Sophocles had written his version of the Oedipus story twenty-four hundred years ago, but students still studied it as the greatest example of dramatic irony in western literature. And what could be more ironic than a modern Greek man faced with the dilemmas of the ancients — a future prophesied, a tragic end foretold, a fate inevitable? Of course, the heroes of ancient Greek tragedies each had a hamartia — a fatal flaw — that made their downfall unavoidable. For some, the hamartia was obvious: greed, or lust, or an inability to follow the law.

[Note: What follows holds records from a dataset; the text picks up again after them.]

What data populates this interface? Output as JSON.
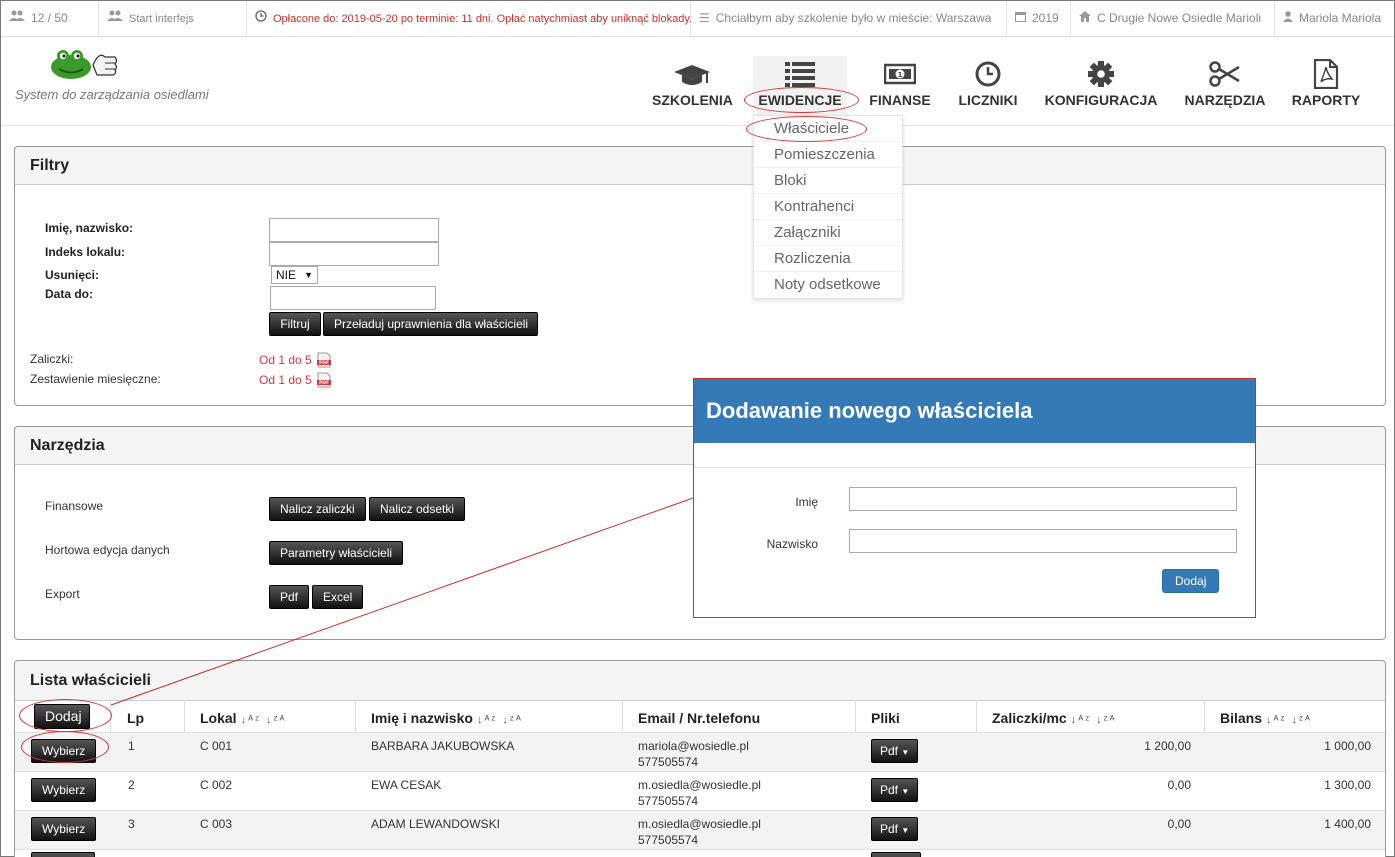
{
  "topbar": {
    "counter": "12 / 50",
    "start": "Start interfejs",
    "payment_notice": "Opłacone do: 2019-05-20 po terminie: 11 dni. Opłać natychmiast aby uniknąć blokady.",
    "training_city": "Chciałbym aby szkolenie było w mieście: Warszawa",
    "year": "2019",
    "estate": "C Drugie Nowe Osiedle Marioli",
    "user": "Mariola Mariola"
  },
  "brand": {
    "tagline": "System do zarządzania osiedlami"
  },
  "nav": [
    {
      "label": "SZKOLENIA",
      "icon": "graduation-cap-icon"
    },
    {
      "label": "EWIDENCJE",
      "icon": "list-icon"
    },
    {
      "label": "FINANSE",
      "icon": "money-icon"
    },
    {
      "label": "LICZNIKI",
      "icon": "clock-icon"
    },
    {
      "label": "KONFIGURACJA",
      "icon": "gear-icon"
    },
    {
      "label": "NARZĘDZIA",
      "icon": "scissors-icon"
    },
    {
      "label": "RAPORTY",
      "icon": "pdf-file-icon"
    }
  ],
  "dropdown": [
    "Właściciele",
    "Pomieszczenia",
    "Bloki",
    "Kontrahenci",
    "Załączniki",
    "Rozliczenia",
    "Noty odsetkowe"
  ],
  "filters": {
    "title": "Filtry",
    "name_label": "Imię, nazwisko:",
    "index_label": "Indeks lokalu:",
    "deleted_label": "Usunięci:",
    "deleted_value": "NIE",
    "date_label": "Data do:",
    "filter_button": "Filtruj",
    "reload_button": "Przeładuj uprawnienia dla właścicieli",
    "advances_label": "Zaliczki:",
    "advances_link": "Od 1 do 5",
    "monthly_label": "Zestawienie miesięczne:",
    "monthly_link": "Od 1 do 5"
  },
  "tools": {
    "title": "Narzędzia",
    "finance_label": "Finansowe",
    "advances_button": "Nalicz zaliczki",
    "interest_button": "Nalicz odsetki",
    "bulk_label": "Hortowa edycja danych",
    "params_button": "Parametry właścicieli",
    "export_label": "Export",
    "pdf_button": "Pdf",
    "excel_button": "Excel"
  },
  "modal": {
    "title": "Dodawanie nowego właściciela",
    "first_name_label": "Imię",
    "last_name_label": "Nazwisko",
    "add_button": "Dodaj"
  },
  "owners": {
    "title": "Lista właścicieli",
    "add_button": "Dodaj",
    "columns": [
      "Lp",
      "Lokal",
      "Imię i nazwisko",
      "Email / Nr.telefonu",
      "Pliki",
      "Zaliczki/mc",
      "Bilans"
    ],
    "select_label": "Wybierz",
    "files_label": "Pdf",
    "rows": [
      {
        "lp": "1",
        "unit": "C 001",
        "name": "BARBARA JAKUBOWSKA",
        "email": "mariola@wosiedle.pl",
        "phone": "577505574",
        "advance": "1 200,00",
        "balance": "1 000,00"
      },
      {
        "lp": "2",
        "unit": "C 002",
        "name": "EWA CESAK",
        "email": "m.osiedla@wosiedle.pl",
        "phone": "577505574",
        "advance": "0,00",
        "balance": "1 300,00"
      },
      {
        "lp": "3",
        "unit": "C 003",
        "name": "ADAM LEWANDOWSKI",
        "email": "m.osiedla@wosiedle.pl",
        "phone": "577505574",
        "advance": "0,00",
        "balance": "1 400,00"
      }
    ]
  },
  "colors": {
    "accent": "#337ab7",
    "alert": "#c9302c"
  }
}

But what had been Oedipus’s fatal flaw? What in his character had brought him to ruin?

They’d discussed it at length in class; the narrative form employed by the ancient Greek tragedians was inviolate — there was always a hamartia.

And Oedipus’s was — what?

Not greed, not stupidity, not cowardice.

No, no, if it were anything, it was his arrogance, his belief that he could defeat the will of the gods.

But, Theo had protested, that’s a circular argument; Theo was always the logician, never much for the humanities. Oedipus’s arrogance, he said, was only evidenced in his trying to avoid his fate; had his fate been less severe, he’d never have rebelled against it, and therefore never would have been seen as arrogant.

No, his teacher, had said, it was there, in a thousand little things he does in the play. Indeed, she quipped, although Oedipus meant “Swollen Foot” — an allusion to the injury sustained when his royal father had bound his feet as a child and left him to die — he could just as easily be called “Swollen Head.”

But Theo couldn’t see it — couldn’t see the arrogance, couldn’t see the condescension. To him, Oedipus, who solved the vexing riddle of the Sphinx, was a towering intellect, a great thinker — exactly what Theo felt himself to be.

The riddle of the Sphinx: what walks on four legs in the morning, two at noon, and three in the evening? Why, a man, of course, who crawls at the beginning of life, walks erect in adulthood, and requires a cane in old age. What an incisive bit of reasoning on Oedipus’s part!

But now Theo would never live to need that third leg, would never see the natural sunset of his span. Instead, he’d be murdered in middle-age … just as Oedipus’s real father, King Laius, was left dead at the side of a well-worn road.

Unless, of course, he could change the future; unless he could outwit the gods and avoid his destiny.

Arrogance? thought Theo. Arrogance? It is to laugh.

The plane started its descent into nighttime Athens.